Reflexiones con pase de expositor
Una semana de feria da para mucho más que cansancio y abatimiento. Para empezar te das cuenta de que a los proveedores les tienes que llevar atados muy corto, y que ni por esas serás capaz de controlarles como a ti te gustaría. Descubres que el tipo duro del almacén que viene a ayudarte en realidad es como un gruyere, lleno de agujeros y flaquezas. Sin gustarte lo más mínimo ves como el estrés y el nerviosismo del “no vamos a llegar” te convierten en un hijodeputa, y la pobre compañera que solo quiere ayudar se gana todas tus broncas. También disfrutas de algunos momentos felices, como cuando la puta secretaria que pasa el 90% de su tiempo en la oficina mano sobre mano, se pone aquí histérica por que nadie le ayuda en sus tareas, o cuando a alguien se le ocurre felicitarte por tu trabajo. Recuerdas aquello de “nadie conoce a nadie” cuando el tipo que considerabas un capullo resulta ser buena gente, y te entristeces por que una buena compañera aprovecha el viaje para hacer una entrevista y casi seguro que le darán el cargo.

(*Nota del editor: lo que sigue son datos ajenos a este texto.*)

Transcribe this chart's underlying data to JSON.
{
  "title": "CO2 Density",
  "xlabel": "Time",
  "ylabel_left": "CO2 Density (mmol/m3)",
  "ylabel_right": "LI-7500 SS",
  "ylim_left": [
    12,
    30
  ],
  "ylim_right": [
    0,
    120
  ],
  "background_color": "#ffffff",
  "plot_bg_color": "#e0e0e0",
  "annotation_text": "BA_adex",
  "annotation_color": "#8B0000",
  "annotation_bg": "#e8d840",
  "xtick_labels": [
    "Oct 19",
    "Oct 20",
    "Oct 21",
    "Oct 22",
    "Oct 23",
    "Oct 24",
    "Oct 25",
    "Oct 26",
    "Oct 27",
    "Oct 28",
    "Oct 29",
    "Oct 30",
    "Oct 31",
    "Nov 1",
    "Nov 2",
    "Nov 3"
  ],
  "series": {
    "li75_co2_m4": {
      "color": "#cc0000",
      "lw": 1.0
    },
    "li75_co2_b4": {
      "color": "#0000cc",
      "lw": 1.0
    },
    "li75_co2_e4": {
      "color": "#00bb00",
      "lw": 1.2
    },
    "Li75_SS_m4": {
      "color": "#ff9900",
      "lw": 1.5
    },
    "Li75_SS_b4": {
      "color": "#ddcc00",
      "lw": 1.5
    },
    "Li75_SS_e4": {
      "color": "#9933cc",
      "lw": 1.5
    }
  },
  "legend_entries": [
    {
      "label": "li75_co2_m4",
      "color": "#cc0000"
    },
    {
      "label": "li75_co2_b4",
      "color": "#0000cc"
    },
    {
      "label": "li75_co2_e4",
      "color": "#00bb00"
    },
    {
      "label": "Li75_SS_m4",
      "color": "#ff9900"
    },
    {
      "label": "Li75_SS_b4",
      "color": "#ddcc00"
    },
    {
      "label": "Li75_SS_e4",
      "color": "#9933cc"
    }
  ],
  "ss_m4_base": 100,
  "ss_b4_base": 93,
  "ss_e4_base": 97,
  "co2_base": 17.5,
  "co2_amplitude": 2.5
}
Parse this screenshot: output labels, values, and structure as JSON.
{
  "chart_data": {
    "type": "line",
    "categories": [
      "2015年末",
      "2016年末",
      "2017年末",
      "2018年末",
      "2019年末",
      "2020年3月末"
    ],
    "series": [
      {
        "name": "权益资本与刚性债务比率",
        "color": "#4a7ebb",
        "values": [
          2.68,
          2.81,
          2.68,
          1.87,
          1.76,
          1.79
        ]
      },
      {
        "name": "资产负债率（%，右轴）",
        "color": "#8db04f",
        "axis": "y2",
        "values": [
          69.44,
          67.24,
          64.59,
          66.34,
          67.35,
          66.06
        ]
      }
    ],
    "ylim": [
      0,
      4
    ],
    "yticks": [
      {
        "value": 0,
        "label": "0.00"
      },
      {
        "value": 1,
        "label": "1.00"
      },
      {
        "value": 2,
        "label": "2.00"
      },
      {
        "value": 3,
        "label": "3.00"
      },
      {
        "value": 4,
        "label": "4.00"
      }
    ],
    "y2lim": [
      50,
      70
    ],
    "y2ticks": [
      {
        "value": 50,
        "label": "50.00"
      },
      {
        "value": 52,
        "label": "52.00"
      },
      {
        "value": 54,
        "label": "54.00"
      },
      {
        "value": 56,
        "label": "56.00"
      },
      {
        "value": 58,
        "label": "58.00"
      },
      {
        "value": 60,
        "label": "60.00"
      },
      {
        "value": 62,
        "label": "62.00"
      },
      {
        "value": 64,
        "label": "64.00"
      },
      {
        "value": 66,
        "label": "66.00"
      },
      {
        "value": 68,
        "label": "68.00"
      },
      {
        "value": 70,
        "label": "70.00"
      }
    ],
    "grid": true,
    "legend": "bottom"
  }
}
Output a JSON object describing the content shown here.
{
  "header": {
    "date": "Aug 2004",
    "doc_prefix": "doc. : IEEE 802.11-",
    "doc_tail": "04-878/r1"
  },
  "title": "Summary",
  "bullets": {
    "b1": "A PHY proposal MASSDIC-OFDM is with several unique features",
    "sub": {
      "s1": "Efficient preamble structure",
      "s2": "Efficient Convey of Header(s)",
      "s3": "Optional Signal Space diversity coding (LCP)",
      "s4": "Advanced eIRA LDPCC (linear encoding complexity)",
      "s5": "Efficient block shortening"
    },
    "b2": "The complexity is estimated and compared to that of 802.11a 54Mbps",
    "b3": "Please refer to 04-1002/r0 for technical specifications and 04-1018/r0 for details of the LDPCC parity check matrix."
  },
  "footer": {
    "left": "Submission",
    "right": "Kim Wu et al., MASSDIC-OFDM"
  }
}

Sobre todas estas cosas, la semanita de marrones, de 13 horas diarias de trabajo, de aguantar a comerciales falsos, de trabajo ingrato y de mucho estrés, me ha abierto los ojos sobre una cosa que con los cafés y la hora de comer en la oficina me había pasado desapercibida: En el trabajo estoy tan solo como fuera de él.